Selain itu, potensi mobilisasi suara perlu diantisipasi karena adanya formulir A5 yang memperbolehkan pemilih tidak mencoblos di daerah asalnya. Kemudian, hak pilih bagi para narapidana serta para penghuni rumah sakit juga perlu diperhatikan oleh penyelenggara pemilu.
Temuan pelanggaran
Anggota Bawaslu, Ratna Dewi Petalolo, mengatakan, hingga saat ini Bawaslu telah menemukan 2.232 pelanggaran yang terjadi menjelang Pilkada 2018 dan sebagian besar merupakan pelanggaran administratif.
”Provinsi yang paling banyak terjadi pelanggaran yaitu di Jawa Barat dan Lampung. Kemudian terkait pelanggaran netralitas aparatur sipil negara (ASN) paling banyak terjadi di daerah Sulawesi Selatan dan Sulawesi Tenggara,” ujar Ratna.
Secara terpisah, Ketua Pusat Studi Politik dan Keamanan Universitas Padjadjaran, Bandung, Muradi mengatakan, potensi politik uang pada masa tenang juga sering terjadi di Jabar, khususnya di daerah pantura. Selain itu, Pilkada Jawa Barat juga semakin panas dengan munculnya komentar presiden ke-6 Susilo Bambang Yudhoyono yang mengatakan adanya masalah netralitas kalangan ASN, TNI, dan Polri di Jabar.
”Jika ada temuan seperti itu, sebaiknya diperlukan bukti-bukti kuat dan segera dilaporkan kepada Bawaslu,” ujar Muradi.
Afifudin mengatakan, hingga saat ini belum ada laporan yang masuk terkait pernyataan Yudhoyono yang menilai ada ketidaknetralan aparat dalam Pilkada Jabar.
Menurut Afif, saat ini perang isu kerap terjadi menjelang Pilkada 2018. ”Kami tidak ingin terjebak dalam perang isu ini. Oleh sebab itu, perlu ada bukti yang kuat jika kasus ini ingin dilaporkan,” ujarnya.
Ketua Bawaslu Abhan Misbah mengatakan, saat ini Bawaslu juga sedang melakukan patroli pengawasan di masa tenang pilkada.

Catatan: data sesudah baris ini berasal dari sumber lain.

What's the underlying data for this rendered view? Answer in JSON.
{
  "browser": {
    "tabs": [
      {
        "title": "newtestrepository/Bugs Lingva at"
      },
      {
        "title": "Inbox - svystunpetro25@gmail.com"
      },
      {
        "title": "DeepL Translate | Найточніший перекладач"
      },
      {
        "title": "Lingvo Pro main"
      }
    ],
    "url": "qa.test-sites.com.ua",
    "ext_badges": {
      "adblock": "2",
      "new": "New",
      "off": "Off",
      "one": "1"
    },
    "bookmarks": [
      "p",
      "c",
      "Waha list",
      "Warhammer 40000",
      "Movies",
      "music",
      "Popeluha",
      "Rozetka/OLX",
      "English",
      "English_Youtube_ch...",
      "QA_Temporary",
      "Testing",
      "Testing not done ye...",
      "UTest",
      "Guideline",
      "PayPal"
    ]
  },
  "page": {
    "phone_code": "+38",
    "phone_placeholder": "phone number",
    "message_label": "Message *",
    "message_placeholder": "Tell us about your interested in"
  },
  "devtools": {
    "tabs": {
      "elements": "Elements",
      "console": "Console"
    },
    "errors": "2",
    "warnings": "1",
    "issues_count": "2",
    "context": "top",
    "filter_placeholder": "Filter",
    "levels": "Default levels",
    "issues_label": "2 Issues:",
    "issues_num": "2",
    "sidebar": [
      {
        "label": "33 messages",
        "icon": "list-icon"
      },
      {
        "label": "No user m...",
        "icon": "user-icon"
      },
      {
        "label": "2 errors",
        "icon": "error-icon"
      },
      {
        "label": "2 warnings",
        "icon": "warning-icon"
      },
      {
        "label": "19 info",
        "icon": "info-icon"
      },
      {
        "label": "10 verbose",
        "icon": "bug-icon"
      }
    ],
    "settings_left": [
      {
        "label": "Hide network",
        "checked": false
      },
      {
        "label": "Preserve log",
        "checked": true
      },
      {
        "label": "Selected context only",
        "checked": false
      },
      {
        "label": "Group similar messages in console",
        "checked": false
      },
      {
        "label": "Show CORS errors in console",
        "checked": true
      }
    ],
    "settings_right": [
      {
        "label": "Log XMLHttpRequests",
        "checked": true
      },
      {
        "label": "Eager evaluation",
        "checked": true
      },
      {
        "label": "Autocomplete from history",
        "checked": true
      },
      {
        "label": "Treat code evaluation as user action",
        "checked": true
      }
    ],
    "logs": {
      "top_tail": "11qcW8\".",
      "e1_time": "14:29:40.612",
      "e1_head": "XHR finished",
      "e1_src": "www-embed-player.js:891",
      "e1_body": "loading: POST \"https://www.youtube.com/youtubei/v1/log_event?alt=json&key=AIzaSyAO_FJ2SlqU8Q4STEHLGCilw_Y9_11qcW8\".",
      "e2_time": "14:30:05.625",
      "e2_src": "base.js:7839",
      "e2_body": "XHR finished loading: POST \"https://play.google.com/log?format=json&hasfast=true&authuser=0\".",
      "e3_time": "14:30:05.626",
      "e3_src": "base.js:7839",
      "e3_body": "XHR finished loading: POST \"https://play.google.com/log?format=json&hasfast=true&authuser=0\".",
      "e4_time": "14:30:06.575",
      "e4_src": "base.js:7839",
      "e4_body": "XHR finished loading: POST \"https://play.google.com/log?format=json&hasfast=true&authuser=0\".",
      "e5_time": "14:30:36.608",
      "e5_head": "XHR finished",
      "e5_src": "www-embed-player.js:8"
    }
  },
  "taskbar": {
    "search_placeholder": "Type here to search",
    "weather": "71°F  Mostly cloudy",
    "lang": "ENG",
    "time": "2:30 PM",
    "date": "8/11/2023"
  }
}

Posisi petahana yang mencalonkan diri juga menjadi salah satu fokus pengawasan yang dilakukan oleh Bawaslu.
”Pada masa kampanye, para petahana ini cuti dari jabatannya. Kemudian, pada masa tenang, mereka kembali aktif menjabat. Kami mengantisipasi adanya mobilisasi suara di birokrasi tempat mereka menjabat,” ujarnya.